Rain that began falling in Arkansas last Thursday (September 13) and continued into Monday provided hope to ranchers with drought-battered pastures and a window of opportunity for grass-eating fall armyworms and mosquitoes.
Late summer is a transitional time for cattle producers who would normally be seeing the last of their warm season bermudagrass and be planting seed for their cool-season winter forages as fall rain returns.
Over the weekend, Logan County in western Arkansas received 1.5 to 3 inches of rain.
“The rain is providing some hope and much-needed water on newly planted winter pastures,” said Lance Kirkpatrick, interim Extension staff chair.
Little River County in the southwestern corner saw .25 to 1 inch, and every little bit will help, said Joe Paul Stuart, the county’s Extension staff chair. “It will help pastures and winter annuals,” he said, and “row crop producers will start planting winter wheat.”
However, the recent rain has brought another problem: insect pests. The new green appearing in lawns, pastures and hay meadows is a magnet for fall armyworms.
“Grass is growing and armyworms are eating it all over the county,” said Carla Vaught, Polk County Extension staff chair. “Our lawn here at the office is covered with fall army worm.”
The watery weather may also turn Arkansas’ hunters into the hunted -- if they don’t wear their insect repellent.

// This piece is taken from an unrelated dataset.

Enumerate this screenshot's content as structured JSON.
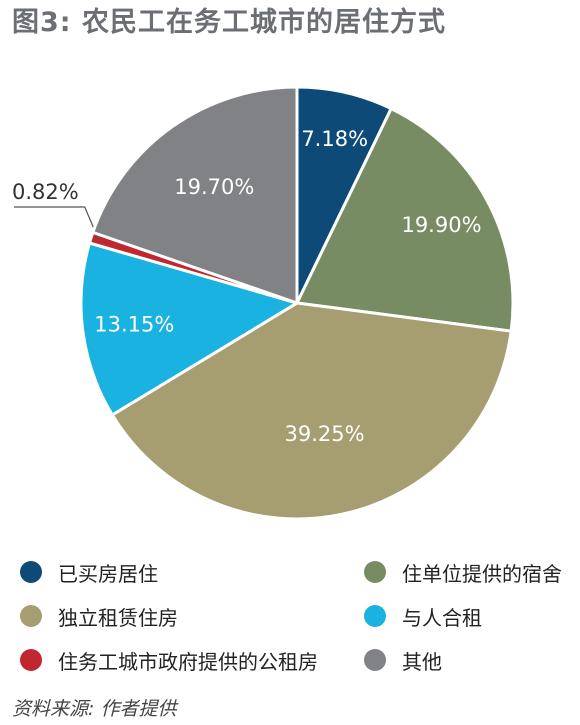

“Creeks are full again but with warmer temperatures in the distant forecast, it could be devastating for deer hunters because of mosquito problems,” said Jaret Rushing, Calhoun County Extension agent. “I hunted this weekend and, without my mosquito repellent, I wouldn't have lasted 10 minutes. The mosquitoes are out in full force, that's for sure.”
Rice harvest slowed
Jackson County Extension staff chair Randy Chlapecka said the rains, “just added to the already slow rice harvest. There hasn't been a combine in the field since Friday.
“Luckily, we didn't get any real heavy rain or wind. We're about 60 percent harvested on rice, and back in August I thought we would have been about 95 percent finished by mid-September.”
“This wet fall is made for a slower harvests than normal,” said Keith Perkins, Lonoke County Extension agent. “We were off to good start everything was dry until Isaac, and now harvest will be muddy, and slower because of the mud.
“In some places rice is laying on the ground,” flattened by Isaac and other storms, he said. “The worst case scenario is, if it lays on the ground and gets water above the grain, that can lead to sprouting of the grain.
“We need a little sunshine and wind.”
Rice growers may get their wish. According to the National Weather Service at Little Rock, the sun should return Tuesday through Friday.
More rain won’t be unwelcome though. “We will need a lot more rain to replenish our deficits over here,” said Phillips County Extension staff chair Shawn Payne.